Listen, I'm 30. If it doesnt involve a super soaker and some chicken wings, you can count me out.
coulda been worse. everyone in the drunk tank got free mcdonalds breakfast
Couldn't see or hear that well because she hit me on the back of the head with a bat. That is my excuse. Also the gin.
Now that I'm single, I like to think of myself as in a relationship with Taco Bell.
Yes and yes. Got taken to a Florida strip club. I desperately want to flood my eyes and ears with hand sanitizer right now.
Im glad the only reason we got out of bed today was to get Halloween candy on sale.
How was that my fault?! I made you breakfast and gave you cake, as you asked. Then, you initiated sexual activity.
I keep jumping up and down in front of the mirror naked. The only motivation I would be to stop and put clothes on is if you come over. Hurry.
The last thing I remember is him yelling from across the room "WE FINISHED THE HANDLE!"
It was 11pm.
I had sex in a panda mask the other night.
I have a hook up buddy in Abiquiu. He lives next to a Chipotle; that's the only reason I see him.

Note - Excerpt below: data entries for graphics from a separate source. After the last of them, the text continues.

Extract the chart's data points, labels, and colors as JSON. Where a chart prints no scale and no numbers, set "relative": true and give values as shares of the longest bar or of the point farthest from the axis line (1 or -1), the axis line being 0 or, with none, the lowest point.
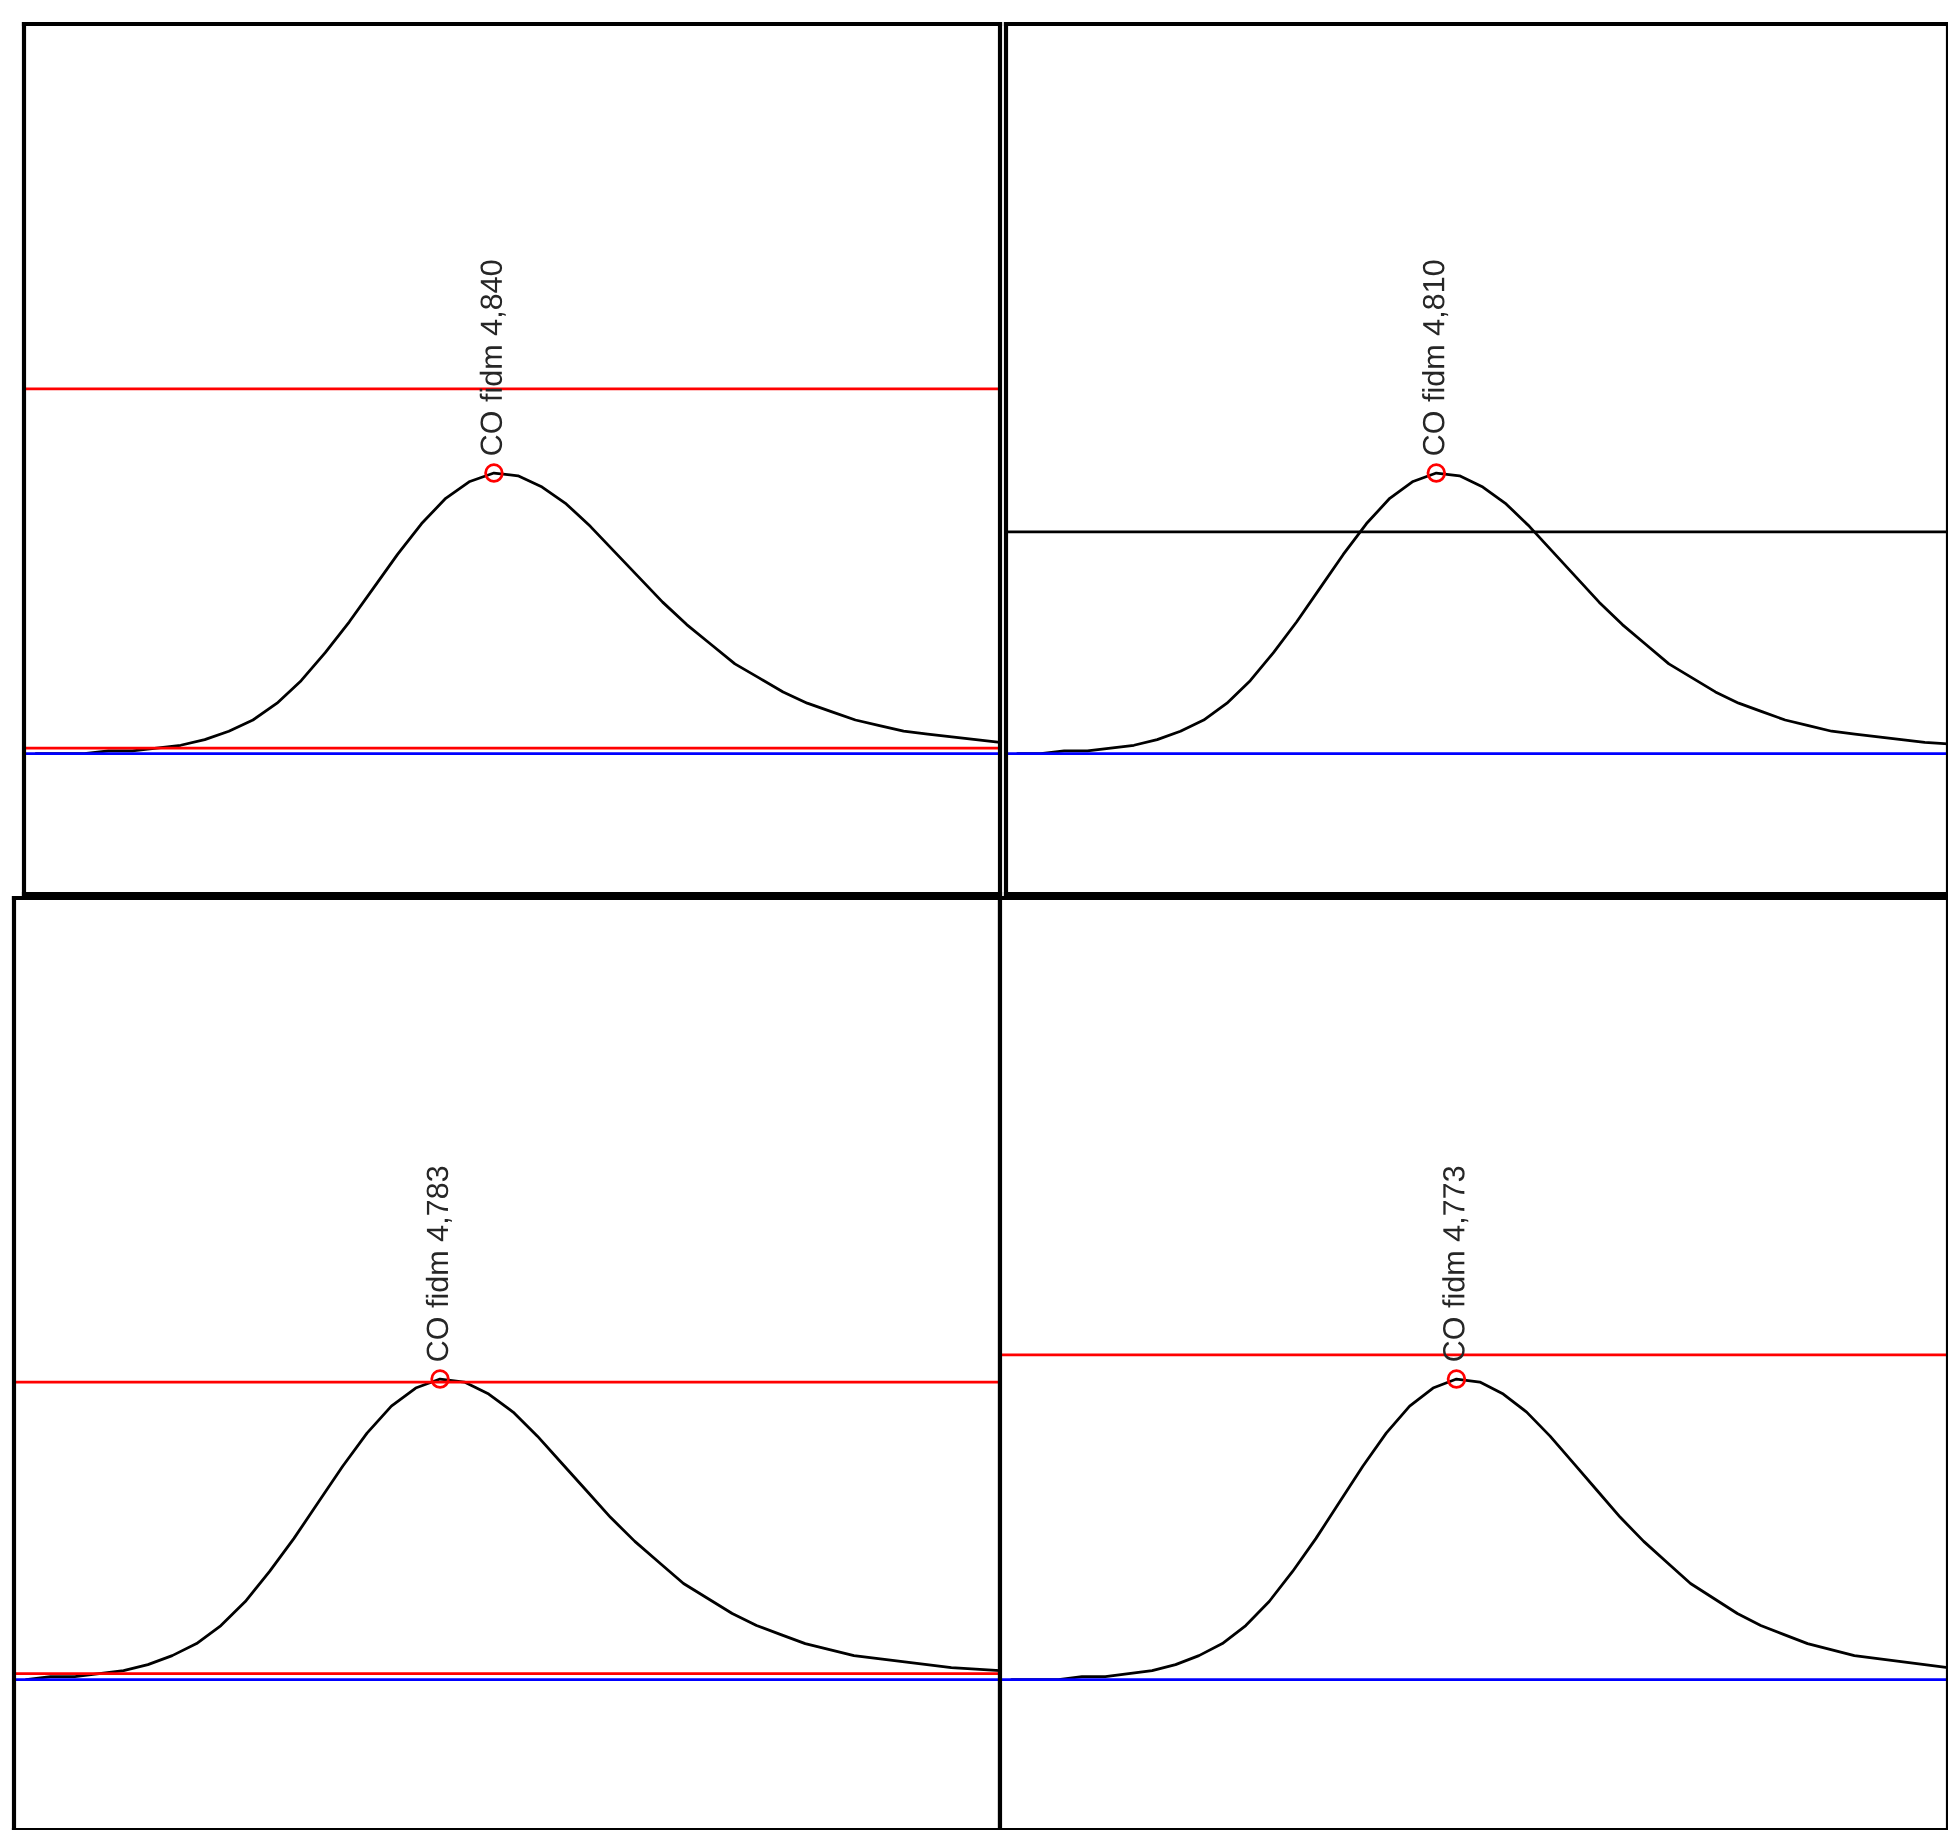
{
  "chart_data": [
    {
      "type": "line",
      "relative": true,
      "categories": [
        null,
        null,
        null,
        null,
        null,
        null,
        null,
        null,
        null,
        null,
        null,
        null,
        null,
        null,
        null,
        null,
        null,
        null,
        null,
        null,
        null,
        null,
        null,
        null,
        null,
        null,
        null,
        null,
        null,
        null,
        null,
        null,
        null,
        null,
        null,
        null,
        null,
        null,
        null,
        null,
        null
      ],
      "series": [
        {
          "color": "#000000",
          "values": [
            0,
            0,
            0,
            0.01,
            0.01,
            0.02,
            0.03,
            0.05,
            0.08,
            0.12,
            0.18,
            0.26,
            0.36,
            0.47,
            0.59,
            0.71,
            0.82,
            0.91,
            0.97,
            1.0,
            0.99,
            0.95,
            0.89,
            0.81,
            0.72,
            0.63,
            0.54,
            0.46,
            0.39,
            0.32,
            0.27,
            0.22,
            0.18,
            0.15,
            0.12,
            0.1,
            0.08,
            0.07,
            0.06,
            0.05,
            0.04
          ]
        }
      ],
      "ref_lines": [
        {
          "axis": "y",
          "value": 1.3,
          "color": "#ff0000"
        },
        {
          "axis": "y",
          "value": 0.02,
          "color": "#ff0000"
        },
        {
          "axis": "y",
          "value": 0,
          "color": "#0000ff"
        }
      ],
      "annotations": [
        {
          "text": "CO fidm 4,840",
          "y": 1.0
        }
      ]
    },
    {
      "type": "line",
      "relative": true,
      "categories": [
        null,
        null,
        null,
        null,
        null,
        null,
        null,
        null,
        null,
        null,
        null,
        null,
        null,
        null,
        null,
        null,
        null,
        null,
        null,
        null,
        null,
        null,
        null,
        null,
        null,
        null,
        null,
        null,
        null,
        null,
        null,
        null,
        null,
        null,
        null,
        null,
        null,
        null,
        null,
        null,
        null
      ],
      "series": [
        {
          "color": "#000000",
          "values": [
            0,
            0,
            0.01,
            0.01,
            0.02,
            0.03,
            0.05,
            0.08,
            0.12,
            0.18,
            0.26,
            0.36,
            0.47,
            0.59,
            0.71,
            0.82,
            0.91,
            0.97,
            1.0,
            0.99,
            0.95,
            0.89,
            0.81,
            0.72,
            0.63,
            0.54,
            0.46,
            0.39,
            0.32,
            0.27,
            0.22,
            0.18,
            0.15,
            0.12,
            0.1,
            0.08,
            0.07,
            0.06,
            0.05,
            0.04,
            0.035
          ]
        }
      ],
      "ref_lines": [
        {
          "axis": "y",
          "value": 0.79,
          "color": "#000000"
        },
        {
          "axis": "y",
          "value": 0,
          "color": "#0000ff"
        }
      ],
      "annotations": [
        {
          "text": "CO fidm 4,810",
          "y": 1.0
        }
      ]
    },
    {
      "type": "line",
      "relative": true,
      "categories": [
        null,
        null,
        null,
        null,
        null,
        null,
        null,
        null,
        null,
        null,
        null,
        null,
        null,
        null,
        null,
        null,
        null,
        null,
        null,
        null,
        null,
        null,
        null,
        null,
        null,
        null,
        null,
        null,
        null,
        null,
        null,
        null,
        null,
        null,
        null,
        null,
        null,
        null,
        null,
        null,
        null
      ],
      "series": [
        {
          "color": "#000000",
          "values": [
            0,
            0.01,
            0.01,
            0.02,
            0.03,
            0.05,
            0.08,
            0.12,
            0.18,
            0.26,
            0.36,
            0.47,
            0.59,
            0.71,
            0.82,
            0.91,
            0.97,
            1.0,
            0.99,
            0.95,
            0.89,
            0.81,
            0.72,
            0.63,
            0.54,
            0.46,
            0.39,
            0.32,
            0.27,
            0.22,
            0.18,
            0.15,
            0.12,
            0.1,
            0.08,
            0.07,
            0.06,
            0.05,
            0.04,
            0.035,
            0.03
          ]
        }
      ],
      "ref_lines": [
        {
          "axis": "y",
          "value": 0.99,
          "color": "#ff0000"
        },
        {
          "axis": "y",
          "value": 0.02,
          "color": "#ff0000"
        },
        {
          "axis": "y",
          "value": 0,
          "color": "#0000ff"
        }
      ],
      "annotations": [
        {
          "text": "CO fidm 4,783",
          "y": 1.0
        }
      ]
    },
    {
      "type": "line",
      "relative": true,
      "categories": [
        null,
        null,
        null,
        null,
        null,
        null,
        null,
        null,
        null,
        null,
        null,
        null,
        null,
        null,
        null,
        null,
        null,
        null,
        null,
        null,
        null,
        null,
        null,
        null,
        null,
        null,
        null,
        null,
        null,
        null,
        null,
        null,
        null,
        null,
        null,
        null,
        null,
        null,
        null,
        null,
        null
      ],
      "series": [
        {
          "color": "#000000",
          "values": [
            0,
            0,
            0,
            0.01,
            0.01,
            0.02,
            0.03,
            0.05,
            0.08,
            0.12,
            0.18,
            0.26,
            0.36,
            0.47,
            0.59,
            0.71,
            0.82,
            0.91,
            0.97,
            1.0,
            0.99,
            0.95,
            0.89,
            0.81,
            0.72,
            0.63,
            0.54,
            0.46,
            0.39,
            0.32,
            0.27,
            0.22,
            0.18,
            0.15,
            0.12,
            0.1,
            0.08,
            0.07,
            0.06,
            0.05,
            0.04
          ]
        }
      ],
      "ref_lines": [
        {
          "axis": "y",
          "value": 1.08,
          "color": "#ff0000"
        },
        {
          "axis": "y",
          "value": 0,
          "color": "#0000ff"
        }
      ],
      "annotations": [
        {
          "text": "CO fidm 4,773",
          "y": 1.0
        }
      ]
    }
  ]
}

He wore pink swim trunks on our date and repeatedly insulted my profession, but his cat kept standing up like a person to nuzzle my face and I felt like a Disney Princess. I hate this dude, but the cat is too amazing for me to not fake interest for.
Like I thought me shitting my pants was bad today... Then the election happened.
I just found a contact in my phone named "Nick from The Party". Who's nick?